Estampe représentant Fanny Elssler dansant
© Costa/Leemage
 

C’est sous le nom de Fanny Elssler que Franziska Elssler devint l’une des danseuses emblématiques du ballet romantique. Fille de Johann Florian Elssler, copiste de Joseph Haydn, elle étudia à Vienne avec sa sœur Thérèse à l’école de ballet du Theater an der Wien, ouvert en I801. Après un triomphe à Naples, elle fit ses débuts à Berlin en 1830, Londres en 1833, Paris en 1834. C’est à Paris qu’en 1832, le chorégraphe Filippo Taglioni venait d’inventer le ballet romantique en donnant le rôle principal à sa fille, Marie Taglioni, dans La Sylphide, livret d’Adolphe Nourrit, musique de Jean Schneitzhoeffer. Les chaussures à petits talons tournés dans lesquelles avait triomphé la Camargo au XVIIIe siècle disparaissent au profit des chaussons qui permettent les demi-pointes et les pointes ; le tutu long remplace la jupe.

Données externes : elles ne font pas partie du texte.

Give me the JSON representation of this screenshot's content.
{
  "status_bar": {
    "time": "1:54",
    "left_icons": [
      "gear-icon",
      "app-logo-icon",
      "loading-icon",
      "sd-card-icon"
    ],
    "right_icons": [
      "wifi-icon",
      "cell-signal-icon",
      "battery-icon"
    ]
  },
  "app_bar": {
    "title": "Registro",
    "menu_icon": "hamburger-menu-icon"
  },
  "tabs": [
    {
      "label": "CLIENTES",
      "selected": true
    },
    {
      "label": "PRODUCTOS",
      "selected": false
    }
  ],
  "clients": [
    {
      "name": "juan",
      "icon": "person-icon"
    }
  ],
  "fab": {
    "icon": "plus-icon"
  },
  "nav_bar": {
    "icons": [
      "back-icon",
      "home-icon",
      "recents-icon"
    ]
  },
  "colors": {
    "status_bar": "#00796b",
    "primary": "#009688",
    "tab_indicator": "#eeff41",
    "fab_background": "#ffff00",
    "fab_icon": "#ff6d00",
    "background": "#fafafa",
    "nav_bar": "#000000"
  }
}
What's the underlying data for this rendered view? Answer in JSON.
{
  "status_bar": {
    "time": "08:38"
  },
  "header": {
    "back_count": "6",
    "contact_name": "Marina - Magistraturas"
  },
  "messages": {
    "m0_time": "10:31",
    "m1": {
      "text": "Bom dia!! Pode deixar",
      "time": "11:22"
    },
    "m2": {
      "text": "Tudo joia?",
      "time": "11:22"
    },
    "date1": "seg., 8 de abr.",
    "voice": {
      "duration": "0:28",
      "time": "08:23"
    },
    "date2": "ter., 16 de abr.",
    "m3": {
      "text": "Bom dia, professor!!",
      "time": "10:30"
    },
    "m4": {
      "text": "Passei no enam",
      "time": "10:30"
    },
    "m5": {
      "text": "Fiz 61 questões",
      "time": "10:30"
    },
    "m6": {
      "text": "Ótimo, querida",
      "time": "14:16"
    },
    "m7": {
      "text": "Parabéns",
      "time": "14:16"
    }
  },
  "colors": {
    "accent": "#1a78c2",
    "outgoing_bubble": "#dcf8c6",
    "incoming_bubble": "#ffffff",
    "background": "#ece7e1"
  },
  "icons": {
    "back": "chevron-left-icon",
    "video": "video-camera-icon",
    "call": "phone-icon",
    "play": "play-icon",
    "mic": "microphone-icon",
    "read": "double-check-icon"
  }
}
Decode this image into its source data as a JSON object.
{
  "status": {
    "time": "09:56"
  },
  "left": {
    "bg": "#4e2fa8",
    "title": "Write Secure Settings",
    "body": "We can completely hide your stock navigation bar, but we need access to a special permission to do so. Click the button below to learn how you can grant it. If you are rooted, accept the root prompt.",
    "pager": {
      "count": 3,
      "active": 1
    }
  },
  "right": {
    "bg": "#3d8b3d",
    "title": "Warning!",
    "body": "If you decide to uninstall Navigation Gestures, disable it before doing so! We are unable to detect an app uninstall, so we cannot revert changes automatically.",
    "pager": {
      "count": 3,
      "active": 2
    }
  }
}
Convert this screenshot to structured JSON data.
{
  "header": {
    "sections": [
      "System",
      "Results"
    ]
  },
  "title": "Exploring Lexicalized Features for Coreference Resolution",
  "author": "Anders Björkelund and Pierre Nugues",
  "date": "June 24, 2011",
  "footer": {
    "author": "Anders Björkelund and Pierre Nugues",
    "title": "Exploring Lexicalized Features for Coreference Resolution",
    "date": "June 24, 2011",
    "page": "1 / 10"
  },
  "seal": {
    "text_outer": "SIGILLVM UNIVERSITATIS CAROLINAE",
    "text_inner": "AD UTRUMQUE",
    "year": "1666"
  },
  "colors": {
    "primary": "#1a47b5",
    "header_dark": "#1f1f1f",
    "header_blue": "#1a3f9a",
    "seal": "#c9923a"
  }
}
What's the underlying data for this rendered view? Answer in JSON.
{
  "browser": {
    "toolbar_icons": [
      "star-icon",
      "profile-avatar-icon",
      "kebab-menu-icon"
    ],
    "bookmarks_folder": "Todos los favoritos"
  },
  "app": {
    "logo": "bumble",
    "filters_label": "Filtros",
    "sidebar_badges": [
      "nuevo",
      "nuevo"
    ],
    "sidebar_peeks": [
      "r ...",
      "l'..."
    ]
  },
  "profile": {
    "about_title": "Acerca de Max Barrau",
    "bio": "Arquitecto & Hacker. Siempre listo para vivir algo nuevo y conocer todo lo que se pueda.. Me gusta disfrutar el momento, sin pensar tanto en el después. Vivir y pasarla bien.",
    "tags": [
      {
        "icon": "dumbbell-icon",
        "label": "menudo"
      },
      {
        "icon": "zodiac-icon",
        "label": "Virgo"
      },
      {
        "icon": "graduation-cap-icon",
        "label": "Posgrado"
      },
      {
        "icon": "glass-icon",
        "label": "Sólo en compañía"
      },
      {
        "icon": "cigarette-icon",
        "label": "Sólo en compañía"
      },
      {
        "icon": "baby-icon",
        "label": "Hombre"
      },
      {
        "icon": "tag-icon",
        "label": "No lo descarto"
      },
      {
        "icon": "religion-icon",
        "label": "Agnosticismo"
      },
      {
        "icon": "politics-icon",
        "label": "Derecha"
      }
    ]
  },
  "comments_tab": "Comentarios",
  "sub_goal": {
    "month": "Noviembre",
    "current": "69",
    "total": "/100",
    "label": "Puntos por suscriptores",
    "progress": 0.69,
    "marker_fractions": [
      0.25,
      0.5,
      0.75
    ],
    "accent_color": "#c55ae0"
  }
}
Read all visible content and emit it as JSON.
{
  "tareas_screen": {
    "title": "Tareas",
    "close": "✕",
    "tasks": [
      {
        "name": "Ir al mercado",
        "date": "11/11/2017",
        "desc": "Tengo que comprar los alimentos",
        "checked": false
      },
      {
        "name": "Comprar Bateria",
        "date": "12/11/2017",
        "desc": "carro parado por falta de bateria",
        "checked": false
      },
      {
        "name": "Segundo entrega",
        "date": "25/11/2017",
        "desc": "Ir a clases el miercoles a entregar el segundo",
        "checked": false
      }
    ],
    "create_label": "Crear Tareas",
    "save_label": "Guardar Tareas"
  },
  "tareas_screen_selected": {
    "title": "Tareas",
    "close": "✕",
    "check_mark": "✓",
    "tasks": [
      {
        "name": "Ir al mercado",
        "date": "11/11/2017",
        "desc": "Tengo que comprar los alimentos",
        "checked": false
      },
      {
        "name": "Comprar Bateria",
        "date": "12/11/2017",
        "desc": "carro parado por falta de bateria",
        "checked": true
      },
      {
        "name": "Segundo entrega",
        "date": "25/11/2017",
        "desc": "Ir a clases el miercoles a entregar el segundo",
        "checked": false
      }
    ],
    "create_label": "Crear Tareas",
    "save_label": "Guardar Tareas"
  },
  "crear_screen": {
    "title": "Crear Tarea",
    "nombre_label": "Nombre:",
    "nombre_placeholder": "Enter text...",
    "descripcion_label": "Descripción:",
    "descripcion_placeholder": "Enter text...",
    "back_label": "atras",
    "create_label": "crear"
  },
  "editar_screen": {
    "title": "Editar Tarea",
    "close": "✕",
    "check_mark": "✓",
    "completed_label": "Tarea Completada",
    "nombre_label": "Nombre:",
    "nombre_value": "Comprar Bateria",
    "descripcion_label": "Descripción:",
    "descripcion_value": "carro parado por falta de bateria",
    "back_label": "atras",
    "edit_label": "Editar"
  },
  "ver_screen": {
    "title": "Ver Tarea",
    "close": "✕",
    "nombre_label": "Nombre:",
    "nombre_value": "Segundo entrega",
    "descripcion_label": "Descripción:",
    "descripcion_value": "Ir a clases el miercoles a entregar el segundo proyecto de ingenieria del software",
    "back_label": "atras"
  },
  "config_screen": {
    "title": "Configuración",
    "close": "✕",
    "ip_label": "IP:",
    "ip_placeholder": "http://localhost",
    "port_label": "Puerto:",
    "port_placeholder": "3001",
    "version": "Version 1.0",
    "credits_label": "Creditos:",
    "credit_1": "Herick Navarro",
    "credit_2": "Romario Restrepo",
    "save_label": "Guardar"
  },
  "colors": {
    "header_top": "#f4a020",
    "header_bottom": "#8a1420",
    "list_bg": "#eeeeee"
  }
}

En 1836, alors que Marie Taglioni est en pleine gloire, Fanny Elssler triomphe à l’Opéra de Paris dans Le Diable boiteux, ballet-pantomime de Coralli et Burgat de Gurgy, musique de Casimir Gide. Elle y interprète une « cacucha », danse d’origine gitane accompagnée de castagnettes, et la reprend à Vienne dans un costume qui fait sensation : dentelles noires aux épaules, au chignon et sur le tutu rose, castagnettes aux poignets, camélia blanc à l’oreille. C’est l’image qui la rendra célèbre, inspirant des assiettes, tasses, statuettes et lithographies répandues à travers l’Europe. On l’oppose à sa rivale, Marie Taglioni, d’une froideur éthérée, Fanny Elssler sensuelle et pulpeuse, parfaite pour les danses inspirées du « folklore ». Pour Théophile Gautier, « Elssleriste » passionné, Taglioni est « la ballerine chrétienne », Elssler « la ballerine païenne » – une Carmen avant l’heure.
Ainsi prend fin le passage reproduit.